Function for updating object priority with given index.

Parameters:

Name Type Description Default
idx int

Transition index.

required
priority int

Priority of updated transition.

required

get_leaf(s)

Function for getting object by given priority.

Parameters:

Name Type Description Default
s int

Priority by which transition is selected.

required

Returns:

Name Type Description
idx int

Transition index.

priority int

Priority of updated transition.

transitions Any

Required transition.

DQNAgent(model, target_model, env, learning_rate=0.0012, epsilon=0.1, epsilon_dacay=0.995, min_epsilon=0.01, gamma=0.9, batch_size=8, target_update_iter=400, train_nums=5000, buffer_size=200, replay_period=20, alpha=0.4, beta=0.4, beta_increment_per_sample=0.001, log_dir=None, verbose_histogram=False, seed=1, wandb_project=None, wandb_entity=None, wandb_run_name=None, wandb_tags=None, wandb_config=None)

DQN Agent.

Parameters:

Name Type Description Default
model Module

Deep Q-network model.

required
target_model Module

Target deep Q-network model.

required
env Env

Gym/Gymnasium environment.

required
learning_rate float

Learning rate.

0.0012
epsilon float

Environment exploration probability.

0.1
epsilon_dacay float

Epsilon reduction coefficient per episode.

0.995
min_epsilon float

Minimum epsilon value.

0.01
gamma float

Discount coefficient.

0.9
batch_size int

Mini-batch size.

8
target_update_iter int

Target network update period (steps).

400
train_nums int

Number of training steps.

5000
buffer_size int

Replay buffer size.

200
replay_period int

Buffer sampling period.

20
alpha float

Prioritization degree.

0.4
beta float

Importance sampling coefficient.

0.4
beta_increment_per_sample float

Beta increment per sample.

0.001

Initialize DQN agent and replay buffer.

Parameters:

Name Type Description Default
model Any

Online Q-network.

required
target_model Any

Target Q-network.

required
env Any

Gym/Gymnasium environment.

required
learning_rate float

Optimizer learning rate.

0.0012
epsilon float

Initial epsilon for exploration.

0.1
epsilon_dacay float

Multiplicative epsilon decay.

0.995
min_epsilon float

Minimum epsilon value.

0.01
gamma float

Discount factor.

0.9
batch_size int

Training batch size.

8
target_update_iter int

Steps between target updates.

400
train_nums int

Total training steps to run.

5000
buffer_size int

Replay buffer capacity.

200
replay_period int

Sampling period from buffer.

20
alpha float

PER priority exponent.

0.4
beta float

PER importance sampling exponent.

0.4
beta_increment_per_sample float

Increment for beta per sample.

0.001
log_dir str | None

Directory for TensorBoard logs.

None
verbose_histogram bool

Whether to log histograms extensively.

False
seed int

Random seed for numpy and torch. Defaults to 1.

1

train(num_episodes=None, *, max_steps=None, save_best=False, save_path=None, verbose=True, **kwargs)

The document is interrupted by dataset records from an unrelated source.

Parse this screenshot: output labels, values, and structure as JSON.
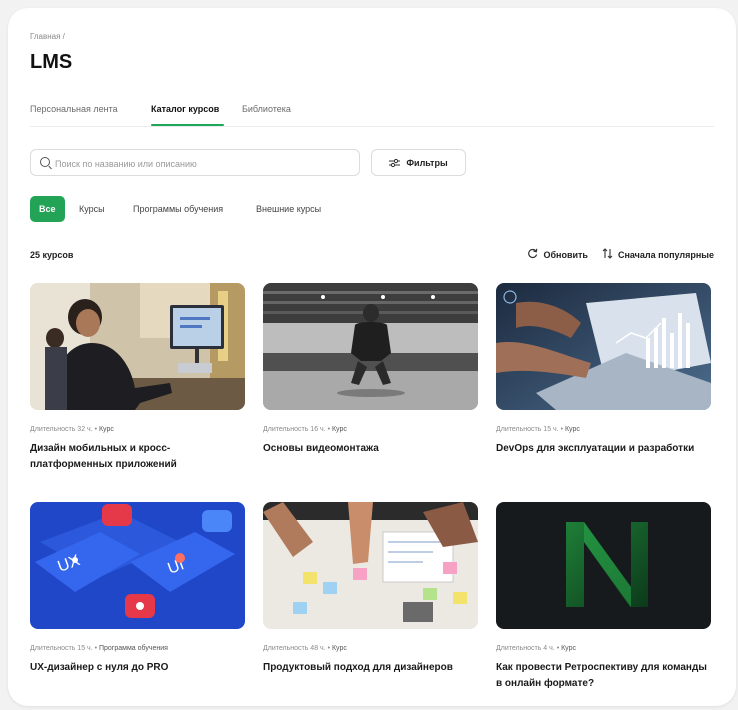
{
  "breadcrumb": "Главная /",
  "page_title": "LMS",
  "tabs": [
    {
      "label": "Персональная лента"
    },
    {
      "label": "Каталог курсов"
    },
    {
      "label": "Библиотека"
    }
  ],
  "search": {
    "placeholder": "Поиск по названию или описанию",
    "value": ""
  },
  "filter_button": "Фильтры",
  "chips": [
    {
      "label": "Все"
    },
    {
      "label": "Курсы"
    },
    {
      "label": "Программы обучения"
    },
    {
      "label": "Внешние курсы"
    }
  ],
  "count_label": "25 курсов",
  "refresh_label": "Обновить",
  "sort_label": "Сначала популярные",
  "accent_color": "#22a356",
  "courses": [
    {
      "duration": "Длительность 32 ч.",
      "type": "Курс",
      "title": "Дизайн мобильных и кросс-платформенных приложений",
      "image": "office-laptop-photo"
    },
    {
      "duration": "Длительность 16 ч.",
      "type": "Курс",
      "title": "Основы видеомонтажа",
      "image": "crouching-man-hall-photo"
    },
    {
      "duration": "Длительность 15 ч.",
      "type": "Курс",
      "title": "DevOps для эксплуатации и разработки",
      "image": "laptop-analytics-photo"
    },
    {
      "duration": "Длительность 15 ч.",
      "type": "Программа обучения",
      "title": "UX-дизайнер с нуля до PRO",
      "image": "ux-phones-illustration"
    },
    {
      "duration": "Длительность 48 ч.",
      "type": "Курс",
      "title": "Продуктовый подход для дизайнеров",
      "image": "sticky-notes-table-photo"
    },
    {
      "duration": "Длительность 4 ч.",
      "type": "Курс",
      "title": "Как провести Ретроспективу для команды в онлайн формате?",
      "image": "green-n-logo-illustration"
    }
  ]
}
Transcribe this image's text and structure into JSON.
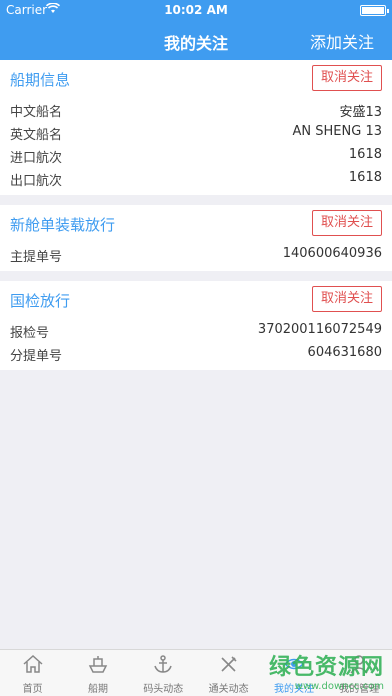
{
  "status_bar": {
    "carrier": "Carrier",
    "time": "10:02 AM"
  },
  "nav": {
    "title": "我的关注",
    "action": "添加关注"
  },
  "cards": [
    {
      "title": "船期信息",
      "button": "取消关注",
      "rows": [
        {
          "label": "中文船名",
          "value": "安盛13"
        },
        {
          "label": "英文船名",
          "value": "AN SHENG 13"
        },
        {
          "label": "进口航次",
          "value": "1618"
        },
        {
          "label": "出口航次",
          "value": "1618"
        }
      ]
    },
    {
      "title": "新舱单装载放行",
      "button": "取消关注",
      "rows": [
        {
          "label": "主提单号",
          "value": "140600640936"
        }
      ]
    },
    {
      "title": "国检放行",
      "button": "取消关注",
      "rows": [
        {
          "label": "报检号",
          "value": "370200116072549"
        },
        {
          "label": "分提单号",
          "value": "604631680"
        }
      ]
    }
  ],
  "tabs": [
    {
      "label": "首页",
      "icon": "home-icon"
    },
    {
      "label": "船期",
      "icon": "ship-icon"
    },
    {
      "label": "码头动态",
      "icon": "anchor-icon"
    },
    {
      "label": "通关动态",
      "icon": "tools-icon"
    },
    {
      "label": "我的关注",
      "icon": "eye-icon"
    },
    {
      "label": "我的管理",
      "icon": "user-icon"
    }
  ],
  "active_tab": 4,
  "accent_color": "#3f9cf0",
  "danger_color": "#e05050",
  "watermark": {
    "big": "绿色资源网",
    "small": "www.downcc.com"
  }
}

Train the DQN agent (unified interface).

DQN is frame-based internally. num_episodes is treated as an episode target that is multiplied by max_steps to derive a total training-step budget. When max_steps is omitted, the original self.train_nums budget set at construction is used.

Parameters:

Name Type Description Default
num_episodes Optional[int]

Target number of episodes. Converted to a step budget via num_episodes * max_steps when max_steps is provided.

None
max_steps Optional[int]

Approximate maximum steps per episode.

None
save_best bool

Reserved for API consistency.

False
save_path Optional[str]

Reserved for API consistency.

None
verbose bool

Reserved for symmetry.

True
**kwargs Any

Currently unused.

{}

Returns:

Name Type Description
dict dict

Empty dict for API compatibility.

train_step()

Function for training step.

Returns:

Name Type Description
losses float

Losses after one training step.

sum_tree_sample(k)

Get batch for training.

Parameters:

Name Type Description Default
k int

Size of batch to get.

required

Returns:

Name Type Description
idxes int

Indices of objects from batch.

is_weights float

Priorities of objects from batch.

evaluation(wrapped_env, render=False)

Get batch for training.

Parameters:

Name Type Description Default
wrapped_env Any

Wrapped environment (for rendering/frame capture).

required
render bool

Whether to visualize environment or not.

False

Returns:

Name Type Description
ep_reward float

Total reward per episode.

close()

Close resources (e.g., SummaryWriter).

store_transition(priority, obs, action, reward, next_state, done)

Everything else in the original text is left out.